IBM Spectrum Virtualize™システムへの接続用にサポートされるストレージ・システムは、 並行保守を可能にする、予備コンポーネントおよびアクセス・パスによって設計されています。 ホストは、コンポーネントの障害および取り替えの間にも、 そのデータへのアクセスを継続します。

次のカテゴリーは、ストレージ・システムのサービス・アクションのタイプを表しています。
  • コントローラー・コードの更新
  • 現場交換可能ユニット (FRU) の取り替え

コントローラー・コードの更新

コントローラー・コードの更新については、以下のガイドラインを十分に理解しておく必要があります。

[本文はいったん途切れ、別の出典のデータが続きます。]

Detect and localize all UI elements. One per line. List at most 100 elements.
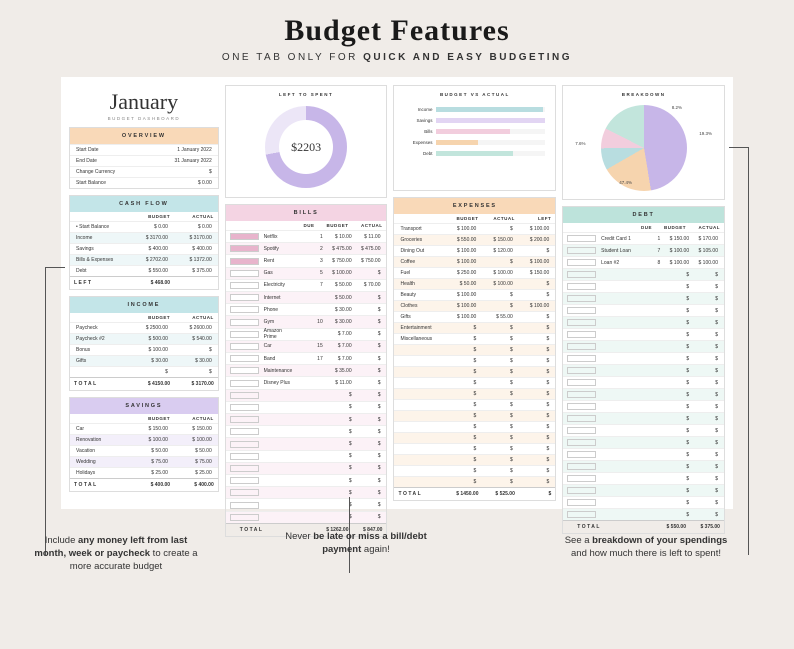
expense-row-empty[interactable]: $$$ [394,377,555,388]
expense-row[interactable]: Groceries$ 550.00$ 150.00$ 200.00 [394,234,555,245]
table-row[interactable]: • Start Balance$ 0.00$ 0.00 [70,221,218,232]
checkbox[interactable] [230,465,259,472]
checkbox[interactable] [230,270,259,277]
debt-row-empty[interactable]: $$ [563,340,724,352]
debt-row-empty[interactable]: $$ [563,376,724,388]
expense-row-empty[interactable]: $$$ [394,410,555,421]
checkbox[interactable] [567,367,596,374]
checkbox[interactable] [230,380,259,387]
bill-row[interactable]: Car15$ 7.00$ [226,340,387,352]
debt-row-empty[interactable]: $$ [563,280,724,292]
bill-row[interactable]: Gas5$ 100.00$ [226,267,387,279]
debt-row-empty[interactable]: $$ [563,316,724,328]
checkbox[interactable] [567,451,596,458]
table-row[interactable]: Car$ 150.00$ 150.00 [70,423,218,434]
checkbox[interactable] [230,489,259,496]
bill-row[interactable]: Band17$ 7.00$ [226,352,387,364]
checkbox[interactable] [567,283,596,290]
expense-row-empty[interactable]: $$$ [394,366,555,377]
checkbox[interactable] [567,307,596,314]
expense-row[interactable]: Miscellaneous$$$ [394,333,555,344]
debt-row-empty[interactable]: $$ [563,448,724,460]
debt-row-empty[interactable]: $$ [563,484,724,496]
checkbox[interactable] [567,511,596,518]
checkbox[interactable] [230,416,259,423]
expense-row-empty[interactable]: $$$ [394,421,555,432]
bill-row[interactable]: Amazon Prime$ 7.00$ [226,328,387,340]
bill-row-empty[interactable]: $$ [226,474,387,486]
expense-row-empty[interactable]: $$$ [394,443,555,454]
table-row[interactable]: Savings$ 400.00$ 400.00 [70,243,218,254]
expense-row-empty[interactable]: $$$ [394,344,555,355]
table-row[interactable]: Paycheck$ 2500.00$ 2600.00 [70,322,218,333]
debt-row-empty[interactable]: $$ [563,304,724,316]
table-row[interactable]: Holidays$ 25.00$ 25.00 [70,467,218,478]
checkbox[interactable] [230,282,259,289]
debt-row[interactable]: Student Loan7$ 100.00$ 105.00 [563,244,724,256]
bill-row[interactable]: Gym10$ 30.00$ [226,315,387,327]
table-row[interactable]: Renovation$ 100.00$ 100.00 [70,434,218,445]
checkbox[interactable] [567,295,596,302]
debt-row[interactable]: Loan #28$ 100.00$ 100.00 [563,256,724,268]
checkbox[interactable] [567,271,596,278]
checkbox[interactable] [567,499,596,506]
checkbox[interactable] [567,343,596,350]
debt-row-empty[interactable]: $$ [563,292,724,304]
bill-row-empty[interactable]: $$ [226,462,387,474]
checkbox[interactable] [567,247,596,254]
checkbox[interactable] [230,502,259,509]
bill-row[interactable]: Internet$ 50.00$ [226,291,387,303]
bill-row[interactable]: Electricity7$ 50.00$ 70.00 [226,279,387,291]
expense-row-empty[interactable]: $$$ [394,454,555,465]
checkbox[interactable] [567,331,596,338]
debt-row-empty[interactable]: $$ [563,508,724,520]
checkbox[interactable] [230,233,259,240]
checkbox[interactable] [230,392,259,399]
checkbox[interactable] [230,367,259,374]
checkbox[interactable] [567,355,596,362]
debt-row-empty[interactable]: $$ [563,352,724,364]
bill-row-empty[interactable]: $$ [226,498,387,510]
checkbox[interactable] [230,453,259,460]
table-row[interactable]: $$ [70,366,218,377]
bill-row[interactable]: Netflix1$ 10.00$ 11.00 [226,230,387,242]
expense-row[interactable]: Fuel$ 250.00$ 100.00$ 150.00 [394,267,555,278]
checkbox[interactable] [567,439,596,446]
checkbox[interactable] [230,306,259,313]
expense-row-empty[interactable]: $$$ [394,476,555,487]
table-row[interactable]: Wedding$ 75.00$ 75.00 [70,456,218,467]
bill-row-empty[interactable]: $$ [226,437,387,449]
table-row[interactable]: Paycheck #2$ 500.00$ 540.00 [70,333,218,344]
expense-row[interactable]: Entertainment$$$ [394,322,555,333]
checkbox[interactable] [567,379,596,386]
checkbox[interactable] [567,415,596,422]
checkbox[interactable] [230,245,259,252]
checkbox[interactable] [230,258,259,265]
debt-row-empty[interactable]: $$ [563,424,724,436]
checkbox[interactable] [230,343,259,350]
debt-row-empty[interactable]: $$ [563,400,724,412]
debt-row-empty[interactable]: $$ [563,364,724,376]
bill-row[interactable]: Maintenance$ 35.00$ [226,364,387,376]
bill-row[interactable]: Phone$ 30.00$ [226,303,387,315]
expense-row[interactable]: Gifts$ 100.00$ 55.00$ [394,311,555,322]
expense-row-empty[interactable]: $$$ [394,355,555,366]
checkbox[interactable] [230,441,259,448]
table-row[interactable]: Debt$ 550.00$ 375.00 [70,265,218,276]
checkbox[interactable] [567,403,596,410]
expense-row-empty[interactable]: $$$ [394,432,555,443]
expense-row[interactable]: Beauty$ 100.00$$ [394,289,555,300]
checkbox[interactable] [230,331,259,338]
expense-row[interactable]: Dining Out$ 100.00$ 120.00$ [394,245,555,256]
checkbox[interactable] [567,463,596,470]
checkbox[interactable] [230,428,259,435]
expense-row[interactable]: Transport$ 100.00$$ 100.00 [394,223,555,234]
checkbox[interactable] [567,319,596,326]
overview-row[interactable]: Change Currency$ [70,166,218,177]
debt-row-empty[interactable]: $$ [563,268,724,280]
bill-row-empty[interactable]: $$ [226,425,387,437]
checkbox[interactable] [567,259,596,266]
expense-row[interactable]: Clothes$ 100.00$$ 100.00 [394,300,555,311]
checkbox[interactable] [230,404,259,411]
checkbox[interactable] [567,235,596,242]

  • システムが、ストレージ・システムの並行保守をサポートしているかどうかを調べます。
  • ストレージ・システムが更新処理全体を調整できるようにします。
  • ストレージ・システムが更新処理全体を調整できない場合は、 以下の手順を実行します。
    1. ストレージ・システムのワークロードを 50% 削減する。
    2. ストレージ・システム用の構成ツールを使用して、更新するコントローラーからすべての論理装置 (LU) を手動でフェイルオーバーする。
    3. コントローラー・コードを更新する。
    4. コントローラーを再始動する。
    5. LU をその元のコントローラーに手動でフェイルバックする。
    6. すべてのコントローラーについて、繰り返す。

FRU の取り替え

FRU の取り替えについては、以下のガイドラインを十分に理解しておく必要があります。

  • 取り替えるコンポーネントが直接ホスト・サイドのデータ・パス内にある場合は (例えば、ケーブル、ファイバー・チャネル・ポート、またはコントローラー)、外部データ・パスを使用不可にして、更新に備えてください。 外部データ・パスを使用不可にするには、 ファブリック・スイッチ上の該当するポートを切断するか、使用不可にします。 システム ERP は、代替パス上でアクセスを転送します。
  • 取り替えるコンポーネントが内部データ・パス内にあって (例えば、 キャッシュまたはドライブ)、完全に障害を起こしているわけではない場合は、 必ずデータをバックアップしてから、コンポーネントの取り替えを試みてください。
  • 取り替えるコンポーネントがデータ・パス内にない場合は (例えば、 無停電電源装置 (uninterruptible power supply)、ファンまたはバッテリー)、コンポーネントは一般に二重冗長になっていて、追加のステップなしに取り替えることができます。